IUMJ

Title: Removable singularities for nonlinear subequations

Authors: H. Lawson and F. Reese Harvey

Issue: Volume 63 (2014), Issue 5, 1525-1552

Abstract:

Let $F$ be a fully nonlinear second-order partial differential subequation of degenerate elliptic type on a manifold $X$. We study the question: Which closed subsets $E\subset X$ have the property that every $F$-subharmonic function (subsolution) on $X-E$, which is locally bounded across $E$, extends to an $F$-subharmonic function on $X$? We also study the related question for $F$-harmonic functions (solutions) which are continuous across $E$. The main result asserts that if there exists a convex cone subequation $M$ such that $F+M\subset F$, then any closed set $E$ which is $M$-polar has these properties. $M$-\emph{polar} means that $E=\{\psi=-\infty\}$ where $\psi$ is $M$-subharmonic on $X$ and smooth outside of $E$. Many examples and generalizations are given.

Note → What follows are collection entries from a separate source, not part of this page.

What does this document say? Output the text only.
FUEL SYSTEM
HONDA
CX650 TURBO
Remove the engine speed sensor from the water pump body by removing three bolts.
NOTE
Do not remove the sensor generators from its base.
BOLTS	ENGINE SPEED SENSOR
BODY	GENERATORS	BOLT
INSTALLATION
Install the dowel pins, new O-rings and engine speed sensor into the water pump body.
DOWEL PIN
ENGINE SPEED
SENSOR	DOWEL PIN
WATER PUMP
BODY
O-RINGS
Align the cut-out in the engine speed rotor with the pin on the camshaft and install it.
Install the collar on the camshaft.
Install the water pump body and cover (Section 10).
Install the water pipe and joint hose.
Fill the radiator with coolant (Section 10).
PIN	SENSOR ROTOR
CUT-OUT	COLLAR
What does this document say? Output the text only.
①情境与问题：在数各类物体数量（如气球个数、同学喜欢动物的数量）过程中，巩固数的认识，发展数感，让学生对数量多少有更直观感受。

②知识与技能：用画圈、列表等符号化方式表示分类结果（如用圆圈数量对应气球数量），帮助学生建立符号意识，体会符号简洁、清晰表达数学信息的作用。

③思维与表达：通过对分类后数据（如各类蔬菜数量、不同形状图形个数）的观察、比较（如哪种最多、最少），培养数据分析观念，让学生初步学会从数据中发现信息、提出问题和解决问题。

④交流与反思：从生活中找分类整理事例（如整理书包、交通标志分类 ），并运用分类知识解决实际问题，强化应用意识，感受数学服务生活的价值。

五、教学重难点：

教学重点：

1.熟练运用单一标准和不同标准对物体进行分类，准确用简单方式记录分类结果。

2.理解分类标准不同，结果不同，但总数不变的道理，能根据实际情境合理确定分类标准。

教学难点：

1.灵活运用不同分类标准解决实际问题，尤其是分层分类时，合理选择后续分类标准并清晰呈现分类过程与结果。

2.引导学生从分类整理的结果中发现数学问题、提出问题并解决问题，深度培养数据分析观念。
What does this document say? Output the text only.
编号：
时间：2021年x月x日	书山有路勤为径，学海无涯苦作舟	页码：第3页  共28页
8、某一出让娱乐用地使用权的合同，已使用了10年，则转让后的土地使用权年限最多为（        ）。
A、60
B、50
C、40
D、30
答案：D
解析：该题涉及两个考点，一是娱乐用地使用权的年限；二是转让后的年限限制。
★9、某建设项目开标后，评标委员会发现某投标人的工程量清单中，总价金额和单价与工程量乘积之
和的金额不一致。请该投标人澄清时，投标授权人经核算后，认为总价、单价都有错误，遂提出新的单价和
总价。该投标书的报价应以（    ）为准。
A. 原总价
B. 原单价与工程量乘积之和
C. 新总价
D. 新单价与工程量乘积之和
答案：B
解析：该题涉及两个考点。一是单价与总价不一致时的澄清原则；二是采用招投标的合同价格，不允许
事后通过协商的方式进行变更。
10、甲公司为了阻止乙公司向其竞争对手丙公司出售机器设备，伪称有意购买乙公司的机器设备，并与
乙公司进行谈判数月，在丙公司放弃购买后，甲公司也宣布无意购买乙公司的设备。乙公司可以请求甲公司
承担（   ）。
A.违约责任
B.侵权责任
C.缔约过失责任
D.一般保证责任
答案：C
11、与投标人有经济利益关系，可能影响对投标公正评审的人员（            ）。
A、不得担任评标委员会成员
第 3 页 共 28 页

These include removable singularity results for \emph{all branches} of the complex and quaternionic Monge-Amp\`ere equations, and a general removable singularity result for the harmonics of geometrically defined subequations. For pure second-order subequations in ${\mathbb {R}}^n$ with monotonicity cone $M$, the \emph{Riesz characteristic} $p=p_M$ is introduced, and extension theorems are proved for any closed singular set $E$ of locally finite Hausdorff $(p-2)$-measure. This applies, for example, to branches of the equation $\sigma_k(D^2 u)=0$ ($k$th elementary function) where $p_M=n/k$, and to its complex and quaternionic counterparts where $p_M = \frac{2n}{k}$, and $p_M=\frac{4n}{k}$, respectively. For convex cone subequations themselves, several removable singularity theorems are proved, independent of the results above.